The white noise test was performed on \( {TS_{1}} \) , and the test results showed that \( {TS_{1}} \) is not white noise [14]. As a result, the parameter d=1 in the ARIMA model was determined. By performing a grid search on the parameters (p,q) [15], the combination that minimized the AIC was found to be (p=2, q=2). Thus, the optimal parameters of the ARIMA model were determined to be (p=2, d=1, q=2), and the corresponding model report was obtained. The functional expression of this ARIMA model is given below based on the model report.

\( (1+1.6026B+0.9581{B^{2}})(1-B){X_{t}}=(1+1.5504B+0.9423{B^{2}}){ϵ_{t}} \) (1)

\( {{B^{k}}X_{t}}={X_{t-k}},k=1,2 \) (2)

Where \( {X_{t}} \) is the original data of the opening price of WanYi Technology, \( {B^{k}} \) is the backshift operator, which indicates that the time series is shifted back by k periods, and \( {ϵ_{t}} \) is the random error term, which has an estimated variance of 0.3252, a skewness of 0.22, and a kurtosis of 5.83.

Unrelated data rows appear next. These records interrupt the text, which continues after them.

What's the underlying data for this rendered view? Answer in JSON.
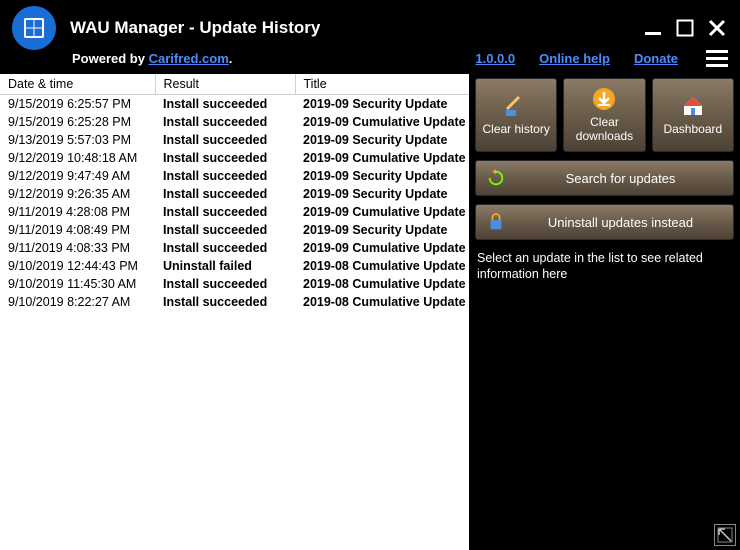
{
  "window": {
    "title": "WAU Manager - Update History",
    "powered_prefix": "Powered by ",
    "powered_link": "Carifred.com",
    "powered_suffix": ".",
    "version": "1.0.0.0",
    "help_link": "Online help",
    "donate_link": "Donate"
  },
  "table": {
    "headers": {
      "datetime": "Date & time",
      "result": "Result",
      "title": "Title"
    },
    "rows": [
      {
        "datetime": "9/15/2019 6:25:57 PM",
        "result": "Install succeeded",
        "title": "2019-09 Security Update"
      },
      {
        "datetime": "9/15/2019 6:25:28 PM",
        "result": "Install succeeded",
        "title": "2019-09 Cumulative Update"
      },
      {
        "datetime": "9/13/2019 5:57:03 PM",
        "result": "Install succeeded",
        "title": "2019-09 Security Update"
      },
      {
        "datetime": "9/12/2019 10:48:18 AM",
        "result": "Install succeeded",
        "title": "2019-09 Cumulative Update"
      },
      {
        "datetime": "9/12/2019 9:47:49 AM",
        "result": "Install succeeded",
        "title": "2019-09 Security Update"
      },
      {
        "datetime": "9/12/2019 9:26:35 AM",
        "result": "Install succeeded",
        "title": "2019-09 Security Update"
      },
      {
        "datetime": "9/11/2019 4:28:08 PM",
        "result": "Install succeeded",
        "title": "2019-09 Cumulative Update"
      },
      {
        "datetime": "9/11/2019 4:08:49 PM",
        "result": "Install succeeded",
        "title": "2019-09 Security Update"
      },
      {
        "datetime": "9/11/2019 4:08:33 PM",
        "result": "Install succeeded",
        "title": "2019-09 Cumulative Update"
      },
      {
        "datetime": "9/10/2019 12:44:43 PM",
        "result": "Uninstall failed",
        "title": "2019-08 Cumulative Update"
      },
      {
        "datetime": "9/10/2019 11:45:30 AM",
        "result": "Install succeeded",
        "title": "2019-08 Cumulative Update"
      },
      {
        "datetime": "9/10/2019 8:22:27 AM",
        "result": "Install succeeded",
        "title": "2019-08 Cumulative Update"
      }
    ]
  },
  "side": {
    "clear_history": "Clear history",
    "clear_downloads": "Clear downloads",
    "dashboard": "Dashboard",
    "search_updates": "Search for updates",
    "uninstall_instead": "Uninstall updates instead",
    "hint": "Select an update in the list to see related information here"
  }
}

3.3. Testing and Forecasting of ARIMA Model

The following model test of the ARIMA (2,1,2) model mainly includes a white noise test for residuals and t-tests for coefficients \( AR(ar.L1,ar.L2) \) and \( MA(ma.L1,ma.L2) \) . The results are shown in Table 4.

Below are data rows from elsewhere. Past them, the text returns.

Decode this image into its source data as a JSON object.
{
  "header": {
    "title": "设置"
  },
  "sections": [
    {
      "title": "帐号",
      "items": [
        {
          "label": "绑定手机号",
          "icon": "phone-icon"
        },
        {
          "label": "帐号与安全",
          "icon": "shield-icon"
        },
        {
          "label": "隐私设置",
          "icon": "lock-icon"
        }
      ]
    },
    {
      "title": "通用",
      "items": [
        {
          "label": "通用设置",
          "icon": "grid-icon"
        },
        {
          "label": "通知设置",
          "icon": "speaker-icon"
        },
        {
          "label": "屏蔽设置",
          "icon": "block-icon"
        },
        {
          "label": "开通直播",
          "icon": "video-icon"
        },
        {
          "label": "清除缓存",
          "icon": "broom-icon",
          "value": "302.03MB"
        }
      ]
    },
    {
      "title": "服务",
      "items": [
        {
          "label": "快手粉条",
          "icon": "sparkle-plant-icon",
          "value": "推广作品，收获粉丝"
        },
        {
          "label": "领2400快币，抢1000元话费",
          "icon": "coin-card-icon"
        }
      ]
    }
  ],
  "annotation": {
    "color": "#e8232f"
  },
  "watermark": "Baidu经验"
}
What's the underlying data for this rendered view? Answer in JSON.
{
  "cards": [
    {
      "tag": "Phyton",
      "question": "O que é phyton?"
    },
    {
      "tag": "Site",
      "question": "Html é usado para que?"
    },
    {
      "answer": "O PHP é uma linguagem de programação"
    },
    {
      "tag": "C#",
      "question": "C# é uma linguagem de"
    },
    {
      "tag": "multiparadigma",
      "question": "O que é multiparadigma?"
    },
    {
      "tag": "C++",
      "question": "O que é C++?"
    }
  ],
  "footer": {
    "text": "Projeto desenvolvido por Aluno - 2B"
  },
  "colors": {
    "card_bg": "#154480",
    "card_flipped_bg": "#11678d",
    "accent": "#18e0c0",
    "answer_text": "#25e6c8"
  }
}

Table 4: ARIMA Model Evaluation Results.

From Table 4, it can be seen that the ARIMA (2,1,2) model passes the model validation, and it can be used to make predictions. The predicted and true values of the opening price of WanYi Technology for the four trading days after December 24, 2024, are shown in Table 5. It can be seen that the model ARIMA (2,1,2) demonstrates a satisfactory prediction.

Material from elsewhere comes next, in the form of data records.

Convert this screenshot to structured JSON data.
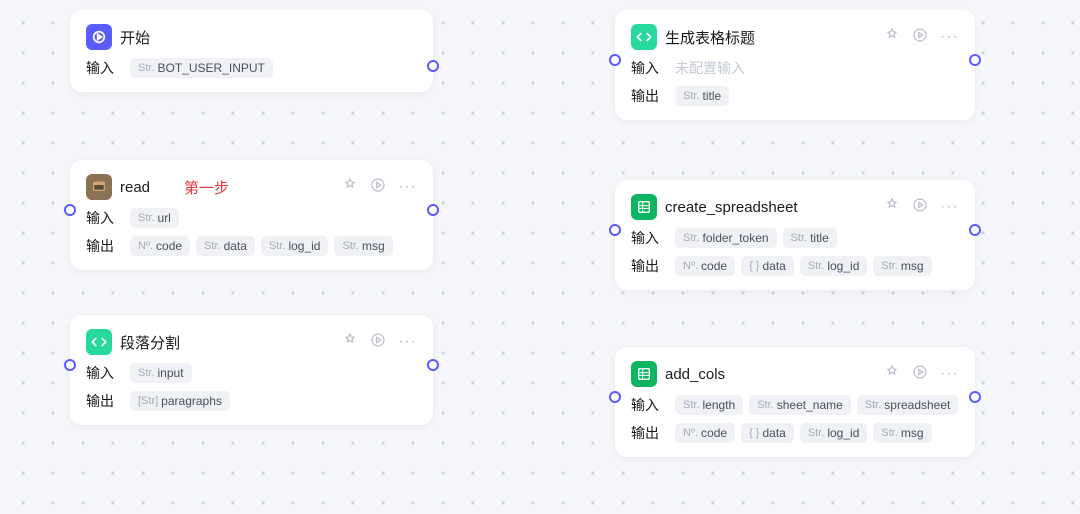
{
  "labels": {
    "input": "输入",
    "output": "输出"
  },
  "types": {
    "str": "Str.",
    "num": "Nº.",
    "obj": "{ }",
    "arr": "[Str]"
  },
  "annotation": "第一步",
  "nodes": {
    "start": {
      "title": "开始",
      "inputs": [
        {
          "t": "str",
          "n": "BOT_USER_INPUT"
        }
      ]
    },
    "read": {
      "title": "read",
      "inputs": [
        {
          "t": "str",
          "n": "url"
        }
      ],
      "outputs": [
        {
          "t": "num",
          "n": "code"
        },
        {
          "t": "str",
          "n": "data"
        },
        {
          "t": "str",
          "n": "log_id"
        },
        {
          "t": "str",
          "n": "msg"
        }
      ]
    },
    "segment": {
      "title": "段落分割",
      "inputs": [
        {
          "t": "str",
          "n": "input"
        }
      ],
      "outputs": [
        {
          "t": "arr",
          "n": "paragraphs"
        }
      ]
    },
    "genTitle": {
      "title": "生成表格标题",
      "inputPlaceholder": "未配置输入",
      "outputs": [
        {
          "t": "str",
          "n": "title"
        }
      ]
    },
    "createSheet": {
      "title": "create_spreadsheet",
      "inputs": [
        {
          "t": "str",
          "n": "folder_token"
        },
        {
          "t": "str",
          "n": "title"
        }
      ],
      "outputs": [
        {
          "t": "num",
          "n": "code"
        },
        {
          "t": "obj",
          "n": "data"
        },
        {
          "t": "str",
          "n": "log_id"
        },
        {
          "t": "str",
          "n": "msg"
        }
      ]
    },
    "addCols": {
      "title": "add_cols",
      "inputs": [
        {
          "t": "str",
          "n": "length"
        },
        {
          "t": "str",
          "n": "sheet_name"
        },
        {
          "t": "str",
          "n": "spreadsheet"
        }
      ],
      "outputs": [
        {
          "t": "num",
          "n": "code"
        },
        {
          "t": "obj",
          "n": "data"
        },
        {
          "t": "str",
          "n": "log_id"
        },
        {
          "t": "str",
          "n": "msg"
        }
      ]
    }
  }
}
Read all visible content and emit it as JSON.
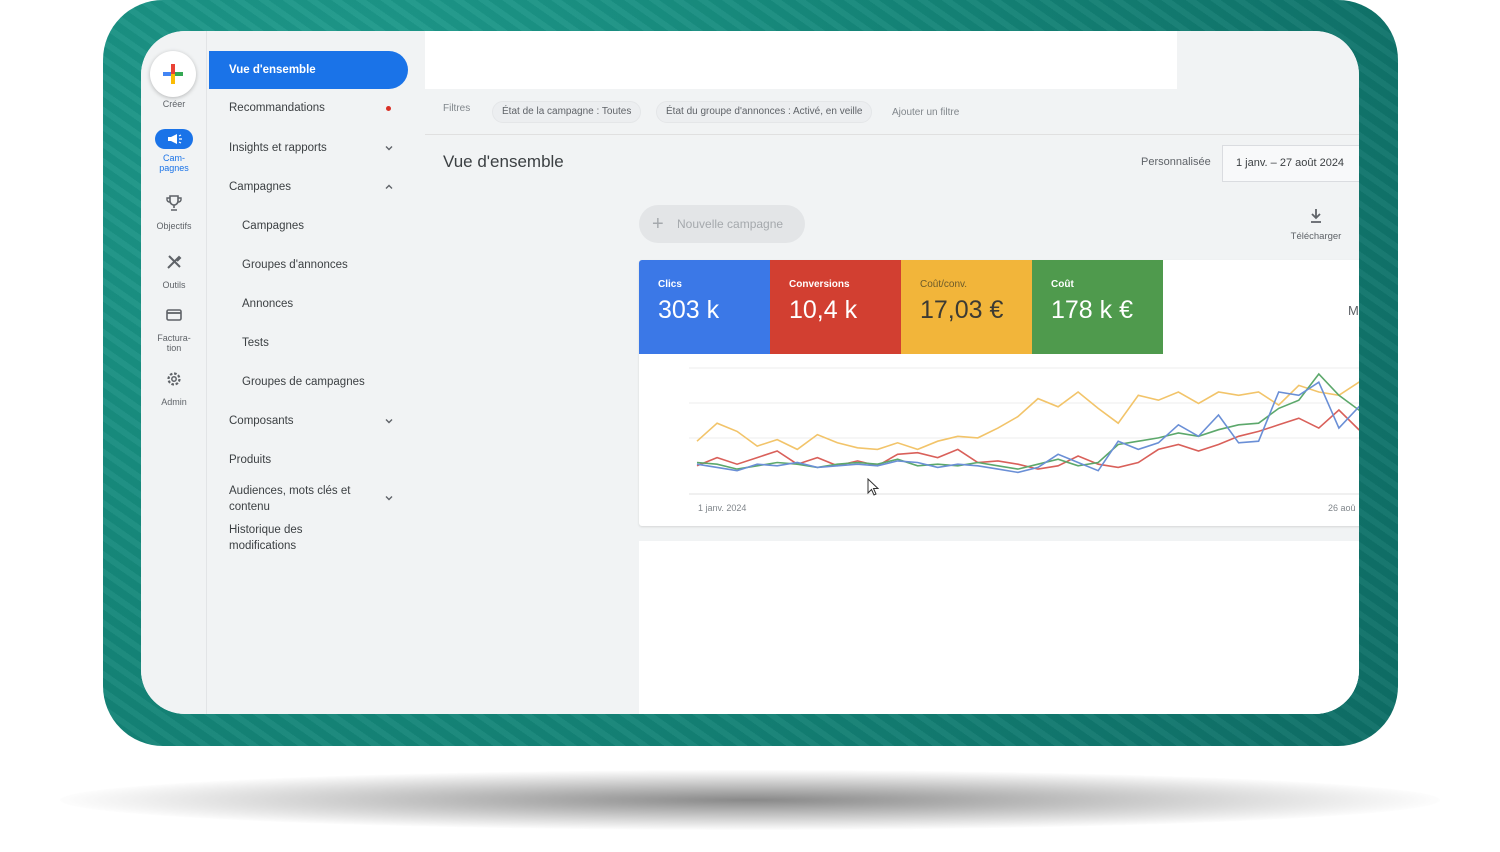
{
  "rail": {
    "create_label": "Créer",
    "campaigns_label": "Cam-\npagnes",
    "goals_label": "Objectifs",
    "tools_label": "Outils",
    "billing_label": "Factura-\ntion",
    "admin_label": "Admin"
  },
  "nav": {
    "overview": "Vue d'ensemble",
    "recommendations": "Recommandations",
    "insights": "Insights et rapports",
    "campaigns": "Campagnes",
    "sub_campaigns": "Campagnes",
    "sub_ad_groups": "Groupes d'annonces",
    "sub_ads": "Annonces",
    "sub_tests": "Tests",
    "sub_campaign_groups": "Groupes de campagnes",
    "components": "Composants",
    "products": "Produits",
    "audiences": "Audiences, mots clés et contenu",
    "history": "Historique des modifications"
  },
  "filters": {
    "label": "Filtres",
    "chip_campaign": "État de la campagne : Toutes",
    "chip_adgroup": "État du groupe d'annonces : Activé, en veille",
    "add": "Ajouter un filtre"
  },
  "page": {
    "title": "Vue d'ensemble",
    "date_label": "Personnalisée",
    "date_range": "1 janv. – 27 août 2024",
    "new_campaign": "Nouvelle campagne",
    "download": "Télécharger"
  },
  "metrics": [
    {
      "label": "Clics",
      "value": "303 k",
      "color": "#3b78e7"
    },
    {
      "label": "Conversions",
      "value": "10,4 k",
      "color": "#d23f31"
    },
    {
      "label": "Coût/conv.",
      "value": "17,03 €",
      "color": "#f2b53a"
    },
    {
      "label": "Coût",
      "value": "178 k €",
      "color": "#4f9a4d"
    }
  ],
  "metrics_peek": "M",
  "chart_data": {
    "type": "line",
    "x_start_label": "1 janv. 2024",
    "x_end_label": "26 aoû",
    "series": [
      {
        "color": "#f2c46a",
        "values": [
          40,
          62,
          52,
          34,
          42,
          30,
          48,
          38,
          32,
          30,
          38,
          30,
          40,
          46,
          44,
          56,
          70,
          92,
          82,
          100,
          80,
          62,
          96,
          90,
          100,
          86,
          100,
          96,
          100,
          84,
          108,
          100,
          96,
          112,
          124
        ]
      },
      {
        "color": "#d9605a",
        "values": [
          10,
          20,
          12,
          20,
          28,
          12,
          20,
          10,
          16,
          10,
          24,
          26,
          20,
          30,
          14,
          16,
          12,
          6,
          10,
          22,
          12,
          8,
          14,
          30,
          36,
          28,
          36,
          46,
          52,
          60,
          68,
          56,
          78,
          54,
          60
        ]
      },
      {
        "color": "#5ca86b",
        "values": [
          14,
          12,
          6,
          10,
          14,
          12,
          8,
          12,
          14,
          12,
          18,
          10,
          12,
          10,
          14,
          10,
          6,
          12,
          18,
          10,
          14,
          36,
          40,
          44,
          50,
          46,
          54,
          60,
          62,
          80,
          90,
          122,
          96,
          78,
          62
        ]
      },
      {
        "color": "#6a8fd6",
        "values": [
          12,
          8,
          4,
          12,
          10,
          14,
          8,
          10,
          12,
          10,
          16,
          14,
          8,
          12,
          10,
          6,
          2,
          8,
          24,
          14,
          4,
          40,
          30,
          38,
          60,
          46,
          72,
          38,
          40,
          100,
          96,
          112,
          56,
          82,
          52
        ]
      }
    ]
  }
}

Table 5: Comparison of Predicted and Actual Opening Prices for WanYi Technology.

4. Comparing the Prediction Effect of ARIMA Model and Random Forest Model

According to the steps of building and running the ARIMA model in Section 3, it can be used to predict the high and low prices of WanYi Technology for the 4 trading days after December 24, 2024. Substitute the values of these three feature variables into the Random Forest model built in Section 2 (which needs to be constructed with the data of WanYi Technology from January 1, 2024, to December 24, 2024), which in turn predicts the closing prices for these 4 trading days. Obviously, it is also possible to predict the closing prices of these 4 trading days directly using the ARIMA model. The results are shown in Table 6.

Table 6: Comparison of Random Forest Model and ARIMA Model Predictions.

From Table 6, it can be seen that the prediction performance of the Random Forest model and the ARIMA model are roughly comparable. However, it is found that when predicting the closing price on December 25, 2024 (the first day in the future), the closing price predicted by the Random Forest model has a significantly lower relative error compared to the closing price predicted directly by the ARIMA model.To investigate whether this performance of the Random Forest model is due to overfitting, this study also constructed and ran the Random Forest model and ARIMA model using the data of Shandong Gold Mining, iFLYTEK, Space-Time Technology, TianYue Advanced Materials Technology, and Harmontronics Intelligent Technology from January 1, 2024, to December 24, 2024. The results show that the Random Forest model is significantly more accurate in predicting the next day's closing price compared to the ARIMA model.

5. Conclusion

In real life, ultra-short-term trading in stocks is common, especially among traders who utilize daily market fluctuations to pursue short-term profits. This approach allows investors to flexibly adjust their trading strategies according to market conditions, thereby reducing investment risks and position costs.

In this study, Random Forest and ARIMA models were constructed for six stocks: WanYi Technology, Shandong Gold Mining, iFLYTEK, Space-Time Technology, TianYue Advanced Materials Technology, and Harmontronics Intelligent Technology. The study concludes that the Random Forest model accurately predicts the next day's closing price and offers significant advantages in ultra-short-term stock trading. The corresponding prediction methods and detailed steps are provided, offering a reference for investors and researchers seeking short-term profits.